At length, through Lord Percival, Berkeley learned that Walpole would not allow the parliamentary grant of, L20,000 for the Bermuda College, and returned to England at the close of 1732. His Whitehall estate he conveyed to Yale College for the maintenance of certain scholarships. From England he sent over nearly a thousand volumes for the Yale library, the best collection of books ever brought at one time to America, being helped in the undertaking by some of the Bermuda subscribers. A little later he sent a collection of books to Harvard College also, and presented a valuable organ to Trinity Church in Newport.
Shortly after his return, Berkeley was appointed Bishop of Cloyne, near Cork in Ireland, and here he remained for about eighteen years. Although a recluse, he wrote much, and he kept up his loving relations with old friends who still survived. He had several children to educate, and he cultivated music and painting. He attempted to establish manufactures, and to cultivate habits of industry and refinement among the people. The winter of 1739 was bitterly cold. This was followed by general want, famine, and disease. Berkeley and his family lived simply and gave away what they could save. Large numbers of the people died from an epidemic. In America Berkeley’s attention had been drawn to the medicinal virtues of tar, and he experimented successfully with tar-water as a remedy. Becoming more and more convinced of its value, he exploited his supposed discovery with his usual ardor, writing letters and essays, and at length ’A Chain of Philosophical Reflections and Enquiries concerning the Virtues of Tar-water and divers other subjects connected together and arising one from another.’ This was called ‘Siris’ in a second edition which was soon demanded. Beginning with the use of tar-water as a remedy, the treatise gradually developed into the treatment of the largest themes, and offered the ripest fruits of the Bishop’s philosophy.
Berkeley’s system was neither consistent nor complete, but much of it remains sound. In brief, he contended that matter has no independent existence, but is an idea in the supreme mind, which is realized in various forms by the human mind. Without mind nothing exists. Cause cannot exist except as it rests in mind and will. All so-called physical causes are merely cases of constant sequence of phenomena. Far from denying the reality of phenomena, Berkeley insists upon it; but contends that reality depends upon the supremacy of mind. Abstract matter does not and cannot exist. The mind can only perceive qualities of objects, and infers the existence of the objects from them; or as a modern writer tersely puts it, “The only thing certain is mind. Matter is a doubtful and uncertain inference of the human intellect.”

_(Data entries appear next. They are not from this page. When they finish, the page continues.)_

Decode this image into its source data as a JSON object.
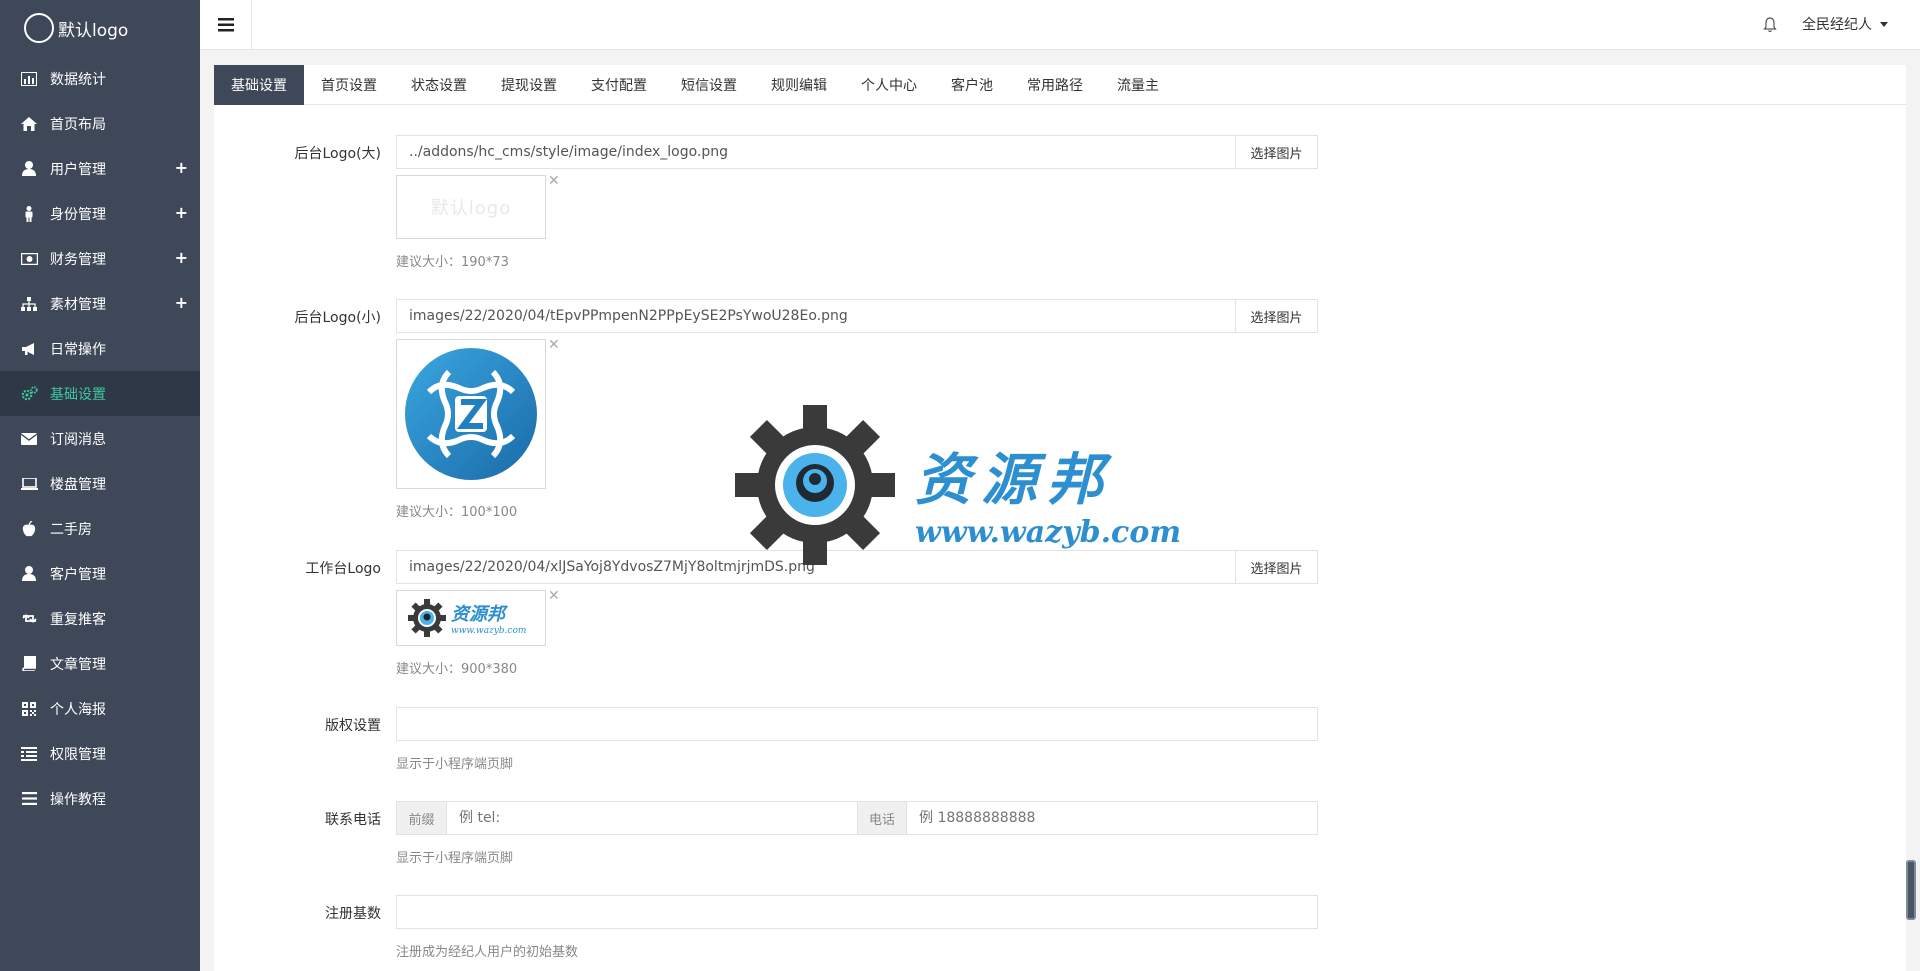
{
  "app": {
    "logo_text": "默认logo"
  },
  "sidebar": {
    "items": [
      {
        "label": "数据统计",
        "icon": "bar-chart-icon",
        "expandable": false,
        "active": false
      },
      {
        "label": "首页布局",
        "icon": "home-icon",
        "expandable": false,
        "active": false
      },
      {
        "label": "用户管理",
        "icon": "user-icon",
        "expandable": true,
        "active": false
      },
      {
        "label": "身份管理",
        "icon": "person-icon",
        "expandable": true,
        "active": false
      },
      {
        "label": "财务管理",
        "icon": "money-icon",
        "expandable": true,
        "active": false
      },
      {
        "label": "素材管理",
        "icon": "sitemap-icon",
        "expandable": true,
        "active": false
      },
      {
        "label": "日常操作",
        "icon": "bullhorn-icon",
        "expandable": false,
        "active": false
      },
      {
        "label": "基础设置",
        "icon": "gears-icon",
        "expandable": false,
        "active": true
      },
      {
        "label": "订阅消息",
        "icon": "envelope-icon",
        "expandable": false,
        "active": false
      },
      {
        "label": "楼盘管理",
        "icon": "laptop-icon",
        "expandable": false,
        "active": false
      },
      {
        "label": "二手房",
        "icon": "apple-icon",
        "expandable": false,
        "active": false
      },
      {
        "label": "客户管理",
        "icon": "user-icon",
        "expandable": false,
        "active": false
      },
      {
        "label": "重复推客",
        "icon": "retweet-icon",
        "expandable": false,
        "active": false
      },
      {
        "label": "文章管理",
        "icon": "book-icon",
        "expandable": false,
        "active": false
      },
      {
        "label": "个人海报",
        "icon": "qrcode-icon",
        "expandable": false,
        "active": false
      },
      {
        "label": "权限管理",
        "icon": "list-alt-icon",
        "expandable": false,
        "active": false
      },
      {
        "label": "操作教程",
        "icon": "bars-icon",
        "expandable": false,
        "active": false
      }
    ]
  },
  "topbar": {
    "user_name": "全民经纪人"
  },
  "tabs": [
    {
      "label": "基础设置",
      "active": true
    },
    {
      "label": "首页设置",
      "active": false
    },
    {
      "label": "状态设置",
      "active": false
    },
    {
      "label": "提现设置",
      "active": false
    },
    {
      "label": "支付配置",
      "active": false
    },
    {
      "label": "短信设置",
      "active": false
    },
    {
      "label": "规则编辑",
      "active": false
    },
    {
      "label": "个人中心",
      "active": false
    },
    {
      "label": "客户池",
      "active": false
    },
    {
      "label": "常用路径",
      "active": false
    },
    {
      "label": "流量主",
      "active": false
    }
  ],
  "form": {
    "logo_big": {
      "label": "后台Logo(大)",
      "value": "../addons/hc_cms/style/image/index_logo.png",
      "button": "选择图片",
      "preview_text": "默认logo",
      "help": "建议大小：190*73"
    },
    "logo_small": {
      "label": "后台Logo(小)",
      "value": "images/22/2020/04/tEpvPPmpenN2PPpEySE2PsYwoU28Eo.png",
      "button": "选择图片",
      "help": "建议大小：100*100"
    },
    "workbench_logo": {
      "label": "工作台Logo",
      "value": "images/22/2020/04/xlJSaYoj8YdvosZ7MjY8oltmjrjmDS.png",
      "button": "选择图片",
      "preview_title": "资源邦",
      "preview_url": "www.wazyb.com",
      "help": "建议大小：900*380"
    },
    "copyright": {
      "label": "版权设置",
      "value": "",
      "help": "显示于小程序端页脚"
    },
    "phone": {
      "label": "联系电话",
      "prefix_addon": "前缀",
      "prefix_placeholder": "例 tel:",
      "number_addon": "电话",
      "number_placeholder": "例 18888888888",
      "help": "显示于小程序端页脚"
    },
    "register_base": {
      "label": "注册基数",
      "value": "",
      "help": "注册成为经纪人用户的初始基数"
    }
  },
  "watermark": {
    "title": "资源邦",
    "url": "www.wazyb.com"
  },
  "colors": {
    "sidebar_bg": "#3e4858",
    "active_text": "#3cc8a0",
    "brand_blue": "#2d8fd0"
  }
}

The essay upon Tar-water attracted great attention. The good bishop wrote much also for periodicals, mainly upon practical themes; and in The Querist, an intermittent journal, considered many matters of ethical and political importance to the country. Though a bishop of the Established Church, he lived upon the most friendly terms with his Roman Catholic neighbors, and his labors were highly appreciated by them.